Reflexartig wurde das in den vergangenen Wochen als islamophob bezeichnet. Es ist anzunehmen, dass sich die Charlie Hebdo-Attentäter das Erscheinungsdatum des Buchs bewusst als Anschlagstag ausgesucht haben. Houellebecq steht seitdem unter Polizeischutz. Das beweist vor allem eines: Weder die Anti-Islamophobiker noch die Islamisten haben sein Buch konzentriert gelesen. Denn Houellebecq geht es nur am Rande um den Islam. Sein Staatspräsident Mohammed Ben Abbes ist zwar Muslimbruder und Moslem. Vor allem aber ist er ein Opportunist, der den Islam und das kollektive Versagen von Medien, Linken und Rechten nutzt, um an die Macht zu kommen. So gesehen ist Houellebecqs Buch vieles: politophob, mediophob, christophob, francophob, humanophob und ja, dann auch islamophob. Aber man könnte es auch anders sagen: Houellebcq rechnet mit der Welt ab. Und dabei ist es ihm völlig egal, wen er trifft.
Gewalt und Schockstarre
Die Welt, die Houellebecq in Unterwerfung schafft, liegt nicht weit in der Zukunft und ist auch nicht allzuweit von der französischen Realität der Gegenwart entfernt. Im Jahr 2022 finden Präsidentschaftswahlen statt. Marine le Pen, heute Europapolitikerin, ist im Buch Kandidatin der rechten Front National und liefert sich ein Duell mit Ben Abbes, dem gemäßigten Kandidaten der Muslimbrüder. Begleiterscheinung der Wahl sind gewalttätige Ausschreitungen in und um die Hauptstadt Paris. Vorangetrieben werden sie durch Dschihadisten und eine Gruppe, die sich die „Identitären“ nennt und die abendländische Kultur vor einer Islamisierung schützen will. Die Linken sind als Gegengewicht zu diesen Strömungen in eine Art Schockstarre verfallen, und die Medien haben sich selbst eine Nachrichtensperre auferlegt. Sie berichten nicht über die Unruhen im Land, um der Front National nicht noch mehr Wähler in die Arme zu treiben.

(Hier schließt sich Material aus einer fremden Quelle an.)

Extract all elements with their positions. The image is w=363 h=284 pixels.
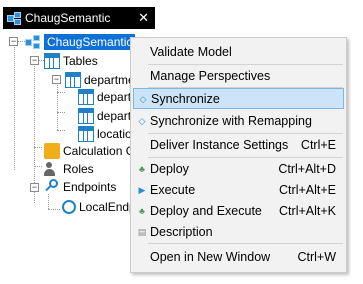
tree-node-label: Tables bbox=[63, 54, 98, 68]
tree-node-tables[interactable]: Tables bbox=[44, 52, 98, 70]
menu-item-shortcut: Ctrl+Alt+K bbox=[279, 203, 336, 218]
menu-item-label: Synchronize with Remapping bbox=[150, 113, 312, 128]
table-icon bbox=[65, 72, 81, 88]
menu-item-deploy-and-execute[interactable]: ♣ Deploy and Execute Ctrl+Alt+K bbox=[133, 200, 344, 221]
menu-item-execute[interactable]: ▶ Execute Ctrl+Alt+E bbox=[133, 179, 344, 200]
deploy-execute-icon: ♣ bbox=[139, 205, 145, 216]
model-icon bbox=[7, 12, 21, 25]
menu-separator bbox=[148, 243, 343, 244]
tree-node-column[interactable]: locatio bbox=[78, 125, 132, 143]
sync-remap-icon: ◇ bbox=[138, 115, 146, 126]
description-icon: ▤ bbox=[137, 226, 147, 237]
menu-item-label: Description bbox=[150, 224, 213, 239]
menu-item-label: Execute bbox=[150, 182, 196, 197]
menu-item-label: Validate Model bbox=[150, 44, 232, 59]
tables-icon bbox=[44, 53, 60, 69]
title-bar: ChaugSemantic ✕ bbox=[0, 0, 363, 30]
tree-node-label: departi bbox=[97, 90, 134, 104]
expand-root-toggle[interactable]: − bbox=[9, 37, 18, 46]
tree-node-label: departi bbox=[97, 109, 134, 123]
calculation-group-icon bbox=[44, 143, 60, 159]
menu-item-label: Synchronize bbox=[151, 91, 220, 106]
context-menu: Validate Model Manage Perspectives ◇ Syn… bbox=[130, 37, 347, 273]
menu-item-deploy[interactable]: ♣ Deploy Ctrl+Alt+D bbox=[133, 158, 344, 179]
tree-node-label: ChaugSemantic bbox=[44, 34, 136, 50]
menu-item-label: Deliver Instance Settings bbox=[150, 137, 289, 152]
column-icon bbox=[78, 126, 94, 142]
menu-item-synchronize[interactable]: ◇ Synchronize bbox=[133, 88, 344, 109]
column-icon bbox=[78, 89, 94, 105]
tree-node-local-endpoint[interactable]: LocalEndp bbox=[62, 198, 136, 216]
tree-node-label: Endpoints bbox=[63, 180, 117, 194]
menu-item-shortcut: Ctrl+Alt+D bbox=[278, 161, 336, 176]
menu-item-label: Deploy and Execute bbox=[150, 203, 262, 218]
menu-item-deliver-instance-settings[interactable]: Deliver Instance Settings Ctrl+E bbox=[133, 134, 344, 155]
tree-node-label: locatio bbox=[97, 127, 132, 141]
menu-item-description[interactable]: ▤ Description bbox=[133, 221, 344, 242]
menu-item-shortcut: Ctrl+E bbox=[300, 137, 336, 152]
menu-item-validate-model[interactable]: Validate Model bbox=[133, 41, 344, 62]
menu-item-manage-perspectives[interactable]: Manage Perspectives bbox=[133, 65, 344, 86]
tree-node-label: Roles bbox=[63, 162, 94, 176]
roles-icon bbox=[44, 161, 60, 177]
tree-node-label: Calculation Gr bbox=[63, 144, 140, 158]
menu-item-shortcut: Ctrl+W bbox=[297, 249, 336, 264]
tree-node-column[interactable]: departi bbox=[78, 88, 134, 106]
menu-item-open-in-new-window[interactable]: Open in New Window Ctrl+W bbox=[133, 246, 344, 267]
expand-endpoints-toggle[interactable]: − bbox=[30, 183, 39, 192]
menu-item-synchronize-with-remapping[interactable]: ◇ Synchronize with Remapping bbox=[133, 110, 344, 131]
menu-item-label: Deploy bbox=[150, 161, 189, 176]
expand-tables-toggle[interactable]: − bbox=[30, 56, 39, 65]
close-icon[interactable]: ✕ bbox=[138, 10, 149, 26]
menu-item-shortcut: Ctrl+Alt+E bbox=[279, 182, 336, 197]
endpoints-icon bbox=[44, 179, 60, 195]
deploy-icon: ♣ bbox=[139, 163, 145, 174]
tab-title: ChaugSemantic bbox=[25, 11, 111, 25]
tree-node-label: LocalEndp bbox=[79, 200, 136, 214]
model-icon bbox=[25, 34, 41, 50]
tree-node-column[interactable]: departi bbox=[78, 107, 134, 125]
tree-node-endpoints[interactable]: Endpoints bbox=[44, 178, 116, 196]
model-tab[interactable]: ChaugSemantic ✕ bbox=[3, 7, 155, 29]
menu-item-label: Manage Perspectives bbox=[150, 68, 271, 83]
tree-node-calculation-groups[interactable]: Calculation Gr bbox=[44, 142, 139, 160]
menu-item-label: Open in New Window bbox=[150, 249, 271, 264]
sync-icon: ◇ bbox=[139, 93, 147, 104]
tree-node-roles[interactable]: Roles bbox=[44, 160, 94, 178]
execute-icon: ▶ bbox=[138, 184, 146, 195]
endpoint-icon bbox=[62, 200, 76, 214]
expand-department-toggle[interactable]: − bbox=[52, 75, 61, 84]
column-icon bbox=[78, 108, 94, 124]
tree-node-model[interactable]: ChaugSemantic bbox=[25, 33, 136, 51]
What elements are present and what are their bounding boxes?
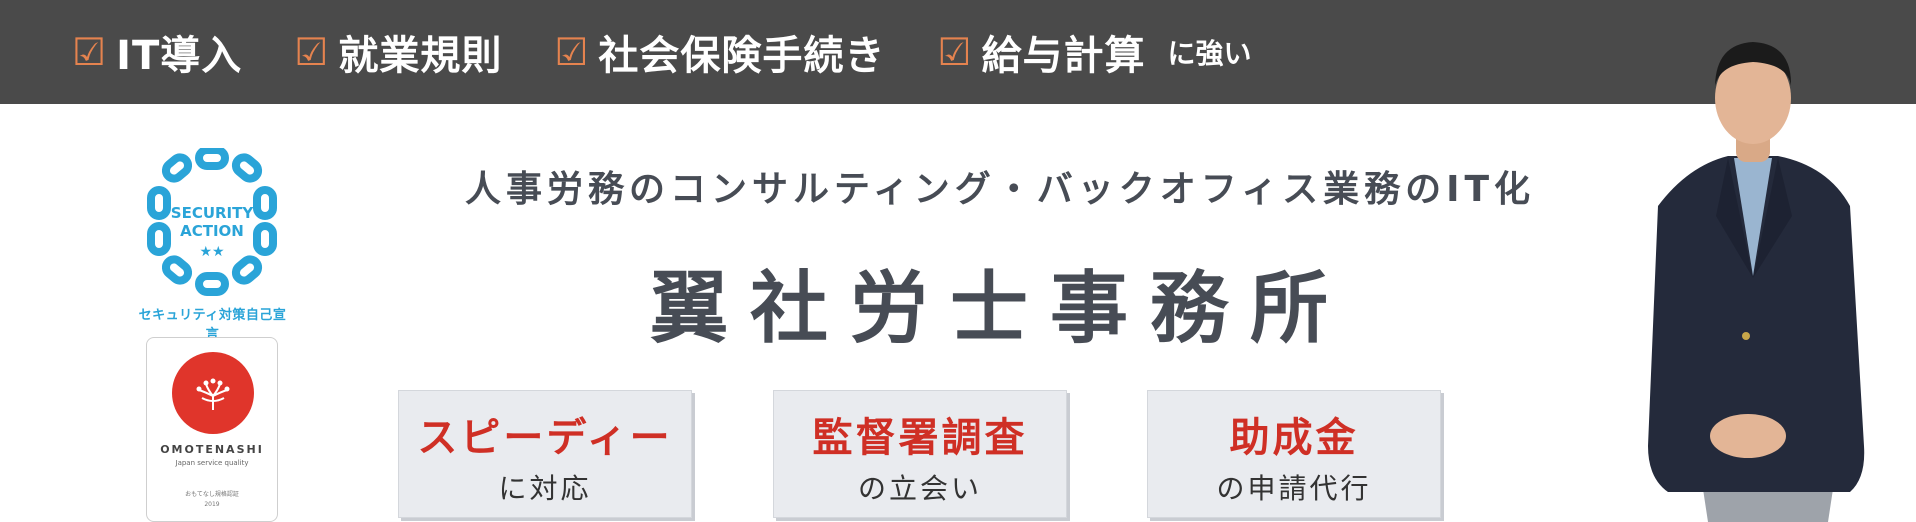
strength-item-it: ☑ IT導入	[72, 23, 242, 81]
office-name: 翼社労士事務所	[649, 264, 1350, 354]
strength-label: 社会保険手続き	[598, 33, 886, 79]
security-title-line1: SECURITY	[171, 204, 255, 222]
service-card-subsidy[interactable]: 助成金 の申請代行	[1147, 390, 1441, 518]
strength-label: 就業規則	[338, 33, 503, 79]
checkbox-icon: ☑	[937, 30, 972, 74]
strength-label: IT導入	[116, 33, 243, 79]
hero-tagline: 人事労務のコンサルティング・バックオフィス業務のIT化	[464, 169, 1536, 210]
omotenashi-logo-icon	[172, 352, 254, 434]
service-subtitle: の申請代行	[1216, 472, 1372, 505]
omotenashi-year: 2019	[204, 501, 220, 508]
omotenashi-note-text: おもてなし規格認証	[185, 491, 239, 498]
service-card-speedy[interactable]: スピーディー に対応	[398, 390, 692, 518]
omotenashi-brand: OMOTENASHI	[160, 443, 264, 456]
strength-item-insurance: ☑ 社会保険手続き	[554, 23, 885, 81]
strength-item-payroll: ☑ 給与計算	[937, 23, 1145, 81]
security-stars: ★★	[199, 244, 224, 260]
omotenashi-subtitle: Japan service quality	[175, 459, 249, 467]
consultant-photo	[1648, 42, 1865, 522]
chain-ring-icon: SECURITY ACTION ★★	[147, 146, 277, 296]
service-title: 助成金	[1229, 414, 1359, 461]
strength-item-rules: ☑ 就業規則	[294, 23, 502, 81]
checkbox-icon: ☑	[72, 30, 107, 74]
security-title-line2: ACTION	[180, 222, 244, 240]
checkbox-icon: ☑	[554, 30, 589, 74]
service-subtitle: に対応	[498, 472, 592, 505]
service-card-inspection[interactable]: 監督署調査 の立会い	[773, 390, 1067, 518]
strengths-list: ☑ IT導入 ☑ 就業規則 ☑ 社会保険手続き ☑ 給与計算 に強い	[72, 22, 1252, 82]
service-title: 監督署調査	[812, 414, 1028, 461]
strength-label: 給与計算	[981, 33, 1146, 79]
service-subtitle: の立会い	[857, 472, 982, 505]
security-action-badge: SECURITY ACTION ★★ セキュリティ対策自己宣言	[135, 146, 290, 342]
checkbox-icon: ☑	[294, 30, 329, 74]
omotenashi-note: おもてなし規格認証 2019	[147, 490, 277, 510]
omotenashi-badge: OMOTENASHI Japan service quality おもてなし規格…	[146, 337, 278, 522]
strengths-suffix: に強い	[1167, 37, 1252, 70]
service-title: スピーディー	[417, 414, 673, 461]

Und was wäre ein Roman von Michel Houellebecq ohne eine sexbesessene männliche Hauptfigur am Rande des Suizids? In „Unterwerfung“ nimmt diese Stelle ein Hochschullehrer für Literatur ein, der regelmäßig die Dienste Prostituierter in Anspruch nimmt, sich mit der wahren Liebe schwer tut und trotz erheblicher Bemühungen nicht Recht zur Religion finden kann. Das Werk des französischen Autors Joris-Karl Huysmans, über das er diverse Arbeiten publiziert hat, ist seine einzige wahre Freude. So strebt er Huysmans in seiner Suche nach Gott nach – besucht ein katholisches Kloster, führt Gespräche mit Geistlichen – nur um am Ende wenig mehr als Belanglosigkeit zu finden. So stört es ihn nur anfänglich, dass der neue muslimische Präsident die Republik nach den Vorstellungen seiner Religion umgestaltet: Frauen verschleiern sich, Universitätslehrer müssen zum Islam übertreten, die Mehrehe wird erlaubt, und Arabisch wird zur vielgesprochenen Sprache. Hostessendienste gibt es nach wie vor, ebenso wie Alkohol. Wie gesagt, Ben Abbes ist Opportunist.
Chronist des Untergangs
Houellebecq hat alle Lesungen seines Buches in Frankreich abgesagt. Am Montag trat er unter größten Sicherheitsvorkehrungen in Köln auf. Niemand verkörpert die Gefühlswelt seiner Romane so sehr wie der Autor selbst. In grünem Parka, blauem Jeanshemd, zu kurzer Hose und mit der stets zerzausten Mähne, trat er vor die Fotografen, inszenierte sich einmal mehr als Chronist des Ungergangs und steckte sich im Laufe der Lesung auch die zu seinem Standard gehörende Zigarette an.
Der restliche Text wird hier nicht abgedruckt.